Saskatchewan police are cracking down on distracted drivers in October

woman using phone behind steering wheel

Every month, Saskatchewan police launch a different safe driving initiative as part of a “Traffic Safety Spotlight.” This could include anything from promoting seatbelt and car seat use to campaigning against drinking and driving.

For October, provincial police are cracking down on distracted drivers. According to the Saskatchewan Government Insurance (SGI), distracted driving factored into 8,300 collisions in the province last year, leading to 42 deaths and 1,205 injuries. It’s the number one contributing factor in total Saskatchewan collisions and the second overall in fatal collisions.

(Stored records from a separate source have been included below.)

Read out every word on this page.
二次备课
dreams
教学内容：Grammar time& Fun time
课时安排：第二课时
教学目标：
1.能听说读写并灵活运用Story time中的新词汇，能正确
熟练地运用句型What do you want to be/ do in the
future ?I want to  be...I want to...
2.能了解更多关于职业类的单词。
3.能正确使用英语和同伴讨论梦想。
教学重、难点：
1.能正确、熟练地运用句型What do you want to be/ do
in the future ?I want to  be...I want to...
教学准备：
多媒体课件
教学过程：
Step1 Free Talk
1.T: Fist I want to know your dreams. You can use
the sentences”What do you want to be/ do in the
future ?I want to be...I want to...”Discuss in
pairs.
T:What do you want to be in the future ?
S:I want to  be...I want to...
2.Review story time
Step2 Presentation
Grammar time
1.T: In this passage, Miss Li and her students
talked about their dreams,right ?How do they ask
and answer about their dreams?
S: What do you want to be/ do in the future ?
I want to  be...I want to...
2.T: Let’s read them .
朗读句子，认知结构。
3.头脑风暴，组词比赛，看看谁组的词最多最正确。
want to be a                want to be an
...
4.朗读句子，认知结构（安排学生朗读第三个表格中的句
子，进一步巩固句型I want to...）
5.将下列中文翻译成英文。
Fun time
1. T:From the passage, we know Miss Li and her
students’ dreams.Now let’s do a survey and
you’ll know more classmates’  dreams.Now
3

Throughout October, police say they’ll be using “a variety of tactics to catch distracted drivers in the act,” which includes surveillance from unmarked vehicles and casually-dressed officers on sidewalks. Additionally, Regina Police Service will be running “Operation Bus Cop,” which places officers in city buses to keep an eye on distracted drivers.

Police also want to stress that, contrary to what some may believe, distracted driving isn’t just limited to using a smartphone behind the wheel. “Drivers are still not getting the message. If you are in control of a vehicle, anything that takes your attention away from the road is dangerous,” said superintendent Brian Shalovelo of the Saskatoon Police Service in a press statement. “If someone says they were picking up a CD on the floor when they lost control, that is distracted driving. Changing the radio station, smoking a cigarette, reading a map or your mail – these are all examples of how a driver can be distracted. We’ve even seen people watching Netflix while driving.”

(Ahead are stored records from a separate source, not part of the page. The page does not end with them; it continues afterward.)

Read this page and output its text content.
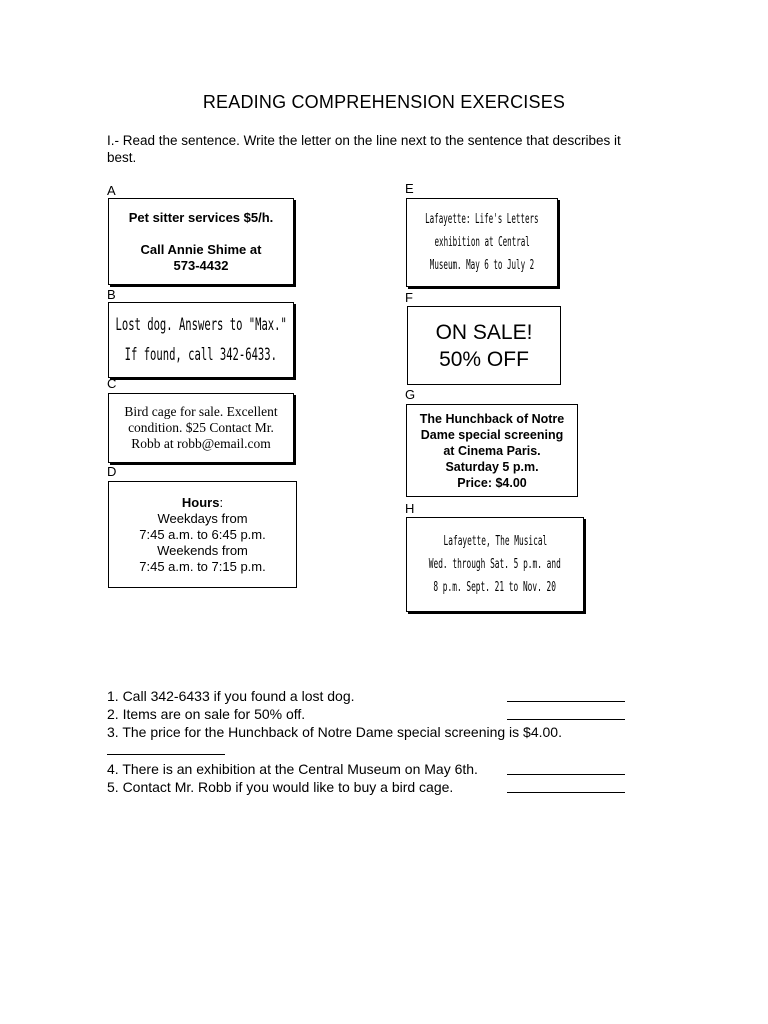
READING COMPREHENSION EXERCISES
I.- Read the sentence. Write the letter on the line next to the sentence that describes it best.
A
Pet sitter services $5/h.
Call Annie Shime at
573-4432
B
Lost dog. Answers to "Max."
If found, call 342-6433.
C
Bird cage for sale. Excellent
condition. $25 Contact Mr.
Robb at robb@email.com
D
Hours:
Weekdays from
7:45 a.m. to 6:45 p.m.
Weekends from
7:45 a.m. to 7:15 p.m.
E
Lafayette: Life's Letters
exhibition at Central
Museum. May 6 to July 2
F
ON SALE!
50% OFF
G
The Hunchback of Notre
Dame special screening
at Cinema Paris.
Saturday 5 p.m.
Price: $4.00
H
Lafayette, The Musical
Wed. through Sat. 5 p.m. and
8 p.m. Sept. 21 to Nov. 20
1. Call 342-6433 if you found a lost dog.
2. Items are on sale for 50% off.
3. The price for the Hunchback of Notre Dame special screening is $4.00.
4. There is an exhibition at the Central Museum on May 6th.
5. Contact Mr. Robb if you would like to buy a bird cage.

To prevent any temptation, police suggest putting phones somewhere out of reach when driving, such as in the backseat or in a purse, or if need be, experienced drivers may mount it on the dashboard to use hands-free.

“The average car or lightweight truck weighs over four thousand pounds,” said chief Evan Bray of Regina Police Service in a press statement. “That is two tons of comfort and convenience to get you to your destination…or it’s two tons of steel and glass that can take your life, or someone else’s, if you lose control. Is there any text message, photo or music selection in the world that could be more important than a human life?”

In Saskatchewan, simply holding a phone while behind the wheel can constitute distracted driving.

The penalty for distracted driving is a $280 fine and four demerit points under the SGI’s Safe Driver Recognition program.

Offenders caught using their cellphone while driving for a second time within one year will have their vehicle seized for seven days.